First, there was this:
On January 25, 2017, Combat Brands began investigating some unusual activity reported by its credit card processor. Combat Brands immediately began to work with third-party forensic experts to investigate these reports and to identify any signs of compromise on its systems. On February 23, 2017, Combat Brands discovered that it was the victim of a sophisticated cyber-attack that resulted in the potential compromise of some customers’ debit and credit card data used at www.fightgear.com, www.fitness1st.com, www.ringside.com, and www.combatsports.com between July 1, 2015 to February 23, 2017.
Since that time, Combat Brands has been working with third-party forensic investigators to determine what happened, what information was affected and to implement additional procedures to further protect the security of customer debit and credit cards. Combat Brands removed the malware at issue to prevent any further unauthorized access to customer debit or credit card information. Combat Brands is also working with the Federal Bureau of Investigations to investigate this incident. Customers can safely use their payment card at www.fightgear.com, www.fitness1st.com, www.ringside.com, and www.combatsports.com.
Source: Notification of April, 2017.
But then there was this…
We recently learned that we were the victims of a sophisticated cyber-attack that may affect the security of your payment information. We are providing you with information about the incident, steps we are taking in response, and steps you can take to protect against fraud should you feel it is appropriate.
What Happened? On October 6, 2017, while in the process of running routine scans, we identified some unusual code that was running on our website. On that same day, we discovered that we were the victim of a sophisticated cyber-attack that resulted in the potential compromise of some customers’ debit and credit card data used at www.fightgear.com, www.fitness1st.com, www.ringside.com, and www.combatsports.com between July 1, 2015 and October 6, 2017.
Since that time, we have been working with third-party forensic investigators to determine what happened, what information was affected and to implement additional procedures to further protect the security of customer debit and credit cards. We removed the malware at issue to prevent any further unauthorized access to customer debit or credit card information. You can safely use your payment card at our websites.
Source: Notification of November, 2017.
So since they were first alerted by their credit card processor in January 25, 2017, they were unable to really totally remove disinfect the malware, despite reassuring consumers in April that all was good and it was safe to use their payment cards? Well, they’re not the first who have had that unfortunate experience, but…

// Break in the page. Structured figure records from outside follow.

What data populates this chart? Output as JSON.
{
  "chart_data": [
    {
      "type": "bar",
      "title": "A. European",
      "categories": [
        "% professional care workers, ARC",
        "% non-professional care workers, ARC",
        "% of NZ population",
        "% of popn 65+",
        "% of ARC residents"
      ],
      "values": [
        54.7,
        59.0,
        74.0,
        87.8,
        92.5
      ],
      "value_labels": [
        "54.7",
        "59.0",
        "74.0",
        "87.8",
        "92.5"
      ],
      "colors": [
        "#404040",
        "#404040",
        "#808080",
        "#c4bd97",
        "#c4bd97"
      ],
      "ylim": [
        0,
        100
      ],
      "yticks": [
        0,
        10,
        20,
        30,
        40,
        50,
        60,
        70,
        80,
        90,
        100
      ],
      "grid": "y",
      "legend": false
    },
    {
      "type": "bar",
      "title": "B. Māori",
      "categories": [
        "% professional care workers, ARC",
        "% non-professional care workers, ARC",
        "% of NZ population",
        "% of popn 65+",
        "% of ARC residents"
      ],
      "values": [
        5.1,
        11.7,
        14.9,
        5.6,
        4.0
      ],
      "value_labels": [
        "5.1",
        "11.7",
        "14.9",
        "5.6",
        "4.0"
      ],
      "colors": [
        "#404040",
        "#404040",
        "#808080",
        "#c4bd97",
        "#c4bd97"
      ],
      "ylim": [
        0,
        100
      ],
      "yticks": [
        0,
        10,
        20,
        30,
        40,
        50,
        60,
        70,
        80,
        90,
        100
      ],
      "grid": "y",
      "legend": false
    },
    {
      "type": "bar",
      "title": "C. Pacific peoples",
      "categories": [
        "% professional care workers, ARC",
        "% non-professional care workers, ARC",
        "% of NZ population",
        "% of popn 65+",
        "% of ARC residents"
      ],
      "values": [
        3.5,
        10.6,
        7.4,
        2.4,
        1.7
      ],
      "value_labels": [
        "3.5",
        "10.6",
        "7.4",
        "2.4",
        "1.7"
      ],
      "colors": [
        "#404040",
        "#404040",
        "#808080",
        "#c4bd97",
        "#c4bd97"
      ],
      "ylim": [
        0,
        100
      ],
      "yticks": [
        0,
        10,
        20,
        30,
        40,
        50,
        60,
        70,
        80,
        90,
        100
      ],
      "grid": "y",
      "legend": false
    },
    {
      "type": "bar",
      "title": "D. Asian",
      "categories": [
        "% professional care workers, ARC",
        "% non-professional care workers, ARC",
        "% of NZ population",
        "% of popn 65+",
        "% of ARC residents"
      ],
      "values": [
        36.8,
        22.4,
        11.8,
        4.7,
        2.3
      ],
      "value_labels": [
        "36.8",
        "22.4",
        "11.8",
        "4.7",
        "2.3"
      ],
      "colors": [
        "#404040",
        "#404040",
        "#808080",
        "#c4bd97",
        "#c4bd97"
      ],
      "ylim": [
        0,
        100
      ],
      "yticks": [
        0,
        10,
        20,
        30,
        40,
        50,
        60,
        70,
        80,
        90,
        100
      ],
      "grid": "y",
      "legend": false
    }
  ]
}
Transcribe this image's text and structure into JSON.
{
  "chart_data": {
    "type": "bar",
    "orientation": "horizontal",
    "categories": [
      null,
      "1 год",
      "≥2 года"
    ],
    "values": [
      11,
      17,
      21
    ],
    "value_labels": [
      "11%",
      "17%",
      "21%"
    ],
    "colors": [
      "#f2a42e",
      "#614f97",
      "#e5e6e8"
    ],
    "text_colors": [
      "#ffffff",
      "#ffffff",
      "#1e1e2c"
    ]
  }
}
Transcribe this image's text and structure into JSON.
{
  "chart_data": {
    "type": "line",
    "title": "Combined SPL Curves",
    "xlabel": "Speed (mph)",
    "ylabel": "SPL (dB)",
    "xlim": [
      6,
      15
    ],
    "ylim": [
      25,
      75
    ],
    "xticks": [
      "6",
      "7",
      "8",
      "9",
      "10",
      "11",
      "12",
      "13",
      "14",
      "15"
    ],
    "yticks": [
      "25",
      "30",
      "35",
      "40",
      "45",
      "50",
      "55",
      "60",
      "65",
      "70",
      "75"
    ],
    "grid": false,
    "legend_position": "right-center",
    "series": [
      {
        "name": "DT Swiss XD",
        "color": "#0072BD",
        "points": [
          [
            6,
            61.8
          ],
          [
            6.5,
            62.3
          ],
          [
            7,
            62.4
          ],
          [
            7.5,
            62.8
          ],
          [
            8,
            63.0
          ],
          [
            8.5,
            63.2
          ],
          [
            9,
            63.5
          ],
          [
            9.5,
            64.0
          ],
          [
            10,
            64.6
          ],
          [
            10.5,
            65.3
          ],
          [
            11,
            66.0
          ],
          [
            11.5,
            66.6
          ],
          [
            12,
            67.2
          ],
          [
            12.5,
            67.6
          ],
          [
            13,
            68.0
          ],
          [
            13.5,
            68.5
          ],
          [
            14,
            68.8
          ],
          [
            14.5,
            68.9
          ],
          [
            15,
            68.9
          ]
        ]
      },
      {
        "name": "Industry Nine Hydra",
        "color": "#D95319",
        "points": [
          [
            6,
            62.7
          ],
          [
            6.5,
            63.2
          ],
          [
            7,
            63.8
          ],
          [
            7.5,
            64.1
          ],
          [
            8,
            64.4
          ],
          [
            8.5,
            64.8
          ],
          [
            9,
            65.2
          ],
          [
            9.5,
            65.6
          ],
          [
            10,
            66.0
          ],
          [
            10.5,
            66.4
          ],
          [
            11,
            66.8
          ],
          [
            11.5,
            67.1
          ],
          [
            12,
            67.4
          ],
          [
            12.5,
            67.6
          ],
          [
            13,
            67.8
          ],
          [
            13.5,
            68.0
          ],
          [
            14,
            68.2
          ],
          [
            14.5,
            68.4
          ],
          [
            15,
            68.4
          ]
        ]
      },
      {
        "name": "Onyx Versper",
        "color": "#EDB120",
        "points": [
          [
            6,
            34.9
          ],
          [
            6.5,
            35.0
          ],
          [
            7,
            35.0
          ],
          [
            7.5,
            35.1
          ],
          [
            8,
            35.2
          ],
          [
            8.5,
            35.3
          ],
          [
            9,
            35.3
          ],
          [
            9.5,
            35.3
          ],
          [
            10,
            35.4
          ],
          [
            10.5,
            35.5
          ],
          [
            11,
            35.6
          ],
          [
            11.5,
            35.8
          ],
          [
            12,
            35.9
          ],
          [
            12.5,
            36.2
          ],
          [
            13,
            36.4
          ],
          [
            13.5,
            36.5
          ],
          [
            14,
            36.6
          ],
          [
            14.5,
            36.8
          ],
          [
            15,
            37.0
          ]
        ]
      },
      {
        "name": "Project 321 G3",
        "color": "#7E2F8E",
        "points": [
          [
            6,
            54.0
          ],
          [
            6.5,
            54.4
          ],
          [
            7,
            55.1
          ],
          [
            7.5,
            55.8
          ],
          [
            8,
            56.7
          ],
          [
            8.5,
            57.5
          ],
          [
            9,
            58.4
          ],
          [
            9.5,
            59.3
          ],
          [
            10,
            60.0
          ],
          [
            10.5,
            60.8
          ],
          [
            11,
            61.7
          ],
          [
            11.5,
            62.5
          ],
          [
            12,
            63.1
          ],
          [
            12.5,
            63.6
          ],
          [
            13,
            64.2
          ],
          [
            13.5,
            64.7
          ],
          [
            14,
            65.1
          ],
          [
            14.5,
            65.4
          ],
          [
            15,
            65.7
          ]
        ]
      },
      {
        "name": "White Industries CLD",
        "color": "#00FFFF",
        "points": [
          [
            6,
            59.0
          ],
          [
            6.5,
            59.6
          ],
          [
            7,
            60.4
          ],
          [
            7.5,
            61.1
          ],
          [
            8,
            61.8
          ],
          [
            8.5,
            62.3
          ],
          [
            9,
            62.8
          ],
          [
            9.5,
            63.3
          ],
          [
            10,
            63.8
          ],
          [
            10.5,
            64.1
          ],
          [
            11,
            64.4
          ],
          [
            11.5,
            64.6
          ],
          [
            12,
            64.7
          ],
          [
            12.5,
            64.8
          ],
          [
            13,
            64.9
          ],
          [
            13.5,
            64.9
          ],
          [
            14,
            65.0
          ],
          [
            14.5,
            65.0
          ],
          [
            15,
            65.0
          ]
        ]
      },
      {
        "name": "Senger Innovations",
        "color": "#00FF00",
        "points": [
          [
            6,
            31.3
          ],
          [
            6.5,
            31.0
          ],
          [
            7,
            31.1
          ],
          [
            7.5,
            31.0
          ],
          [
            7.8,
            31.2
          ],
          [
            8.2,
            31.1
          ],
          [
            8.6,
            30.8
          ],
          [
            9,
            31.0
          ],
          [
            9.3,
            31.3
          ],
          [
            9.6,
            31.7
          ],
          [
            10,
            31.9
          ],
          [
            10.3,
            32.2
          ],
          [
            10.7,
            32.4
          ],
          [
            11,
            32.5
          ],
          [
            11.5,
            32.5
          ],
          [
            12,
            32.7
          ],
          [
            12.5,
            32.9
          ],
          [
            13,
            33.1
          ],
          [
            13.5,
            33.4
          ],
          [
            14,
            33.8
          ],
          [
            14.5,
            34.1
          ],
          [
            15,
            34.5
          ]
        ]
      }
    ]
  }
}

There’s actually more….. and you probably never saw and will not see a notification letter concerning what appeared to be yet another security incident unrelated to the one described above.
From my files:
Subject: Olark Chat Transcript – Abbie – Dissent
From: [email protected]
Date: Sat, April 22, 2017 09:51
To: [email protected]
Site: http://www.combatsports.com/security-privacy-policy
2017-04-22 09:45 AM CDT
Transcript ID: keOgqZoMKN3KCE0B1X9pD0ToU14D31AV
You
I’m a journalist/breach reporter and investigator who often gets tips about breaches from researchers. This is not about the breach that Combat Brands already disclosed/reported. This is a SECOND problem: A researcher who routinely scans for exposed databases on shodan.io search engine contacted me to tell me that some Combat Brands and FightGear backups are exposed and freely available to the entire world at the following IP address: 159.203.104.47
Abbie
Good mornig
You
Good morning.
Abbie
I will certainly pass this on to the proper department
Thank you for the information
You
Excellent. Tell them the problem is that Port 443 is open by default and it got indexed by Shodan.io
I see two Fightgear backups from 2016 in there and CombatBrands files.
Abbie
I certainly will
You
Can you please have them email me: [email protected] to confirm when they have secured this?
Abbie
I will pass this information to them
they will not be in until Monday
You
so the data will still be leaking or anyone can be copying it. Not great… 🙁
If you have an escalation procedure, this would be suitable use.
Abbie
Thank you
I just sent email
You
ok, good luck…
They never contacted me after that chat. Did they determine whether any others accessed the unsecured backup files? Was there any payment card info or personally identifiable information in those backups? Were any consumers notified?
And should customers feel safe providing their information to this firm? Would you?
They just sent notification letters. I wasn’t aware of the previous security breaches.
I will never shop through their site again until they change their processing and hosting. since they clearly cannot be trusted. Maybe this explains their desperate attempts this year to lure people in with 40%-50% off coupons on all Combat Brands merchandise. Seemed too good to be true.
I think that every website should go through an existing payment processor that uses 2-factor, like Google Wallet or Paypal.
The question is; What were they doing between April 22 (when you alerted them) and October 6?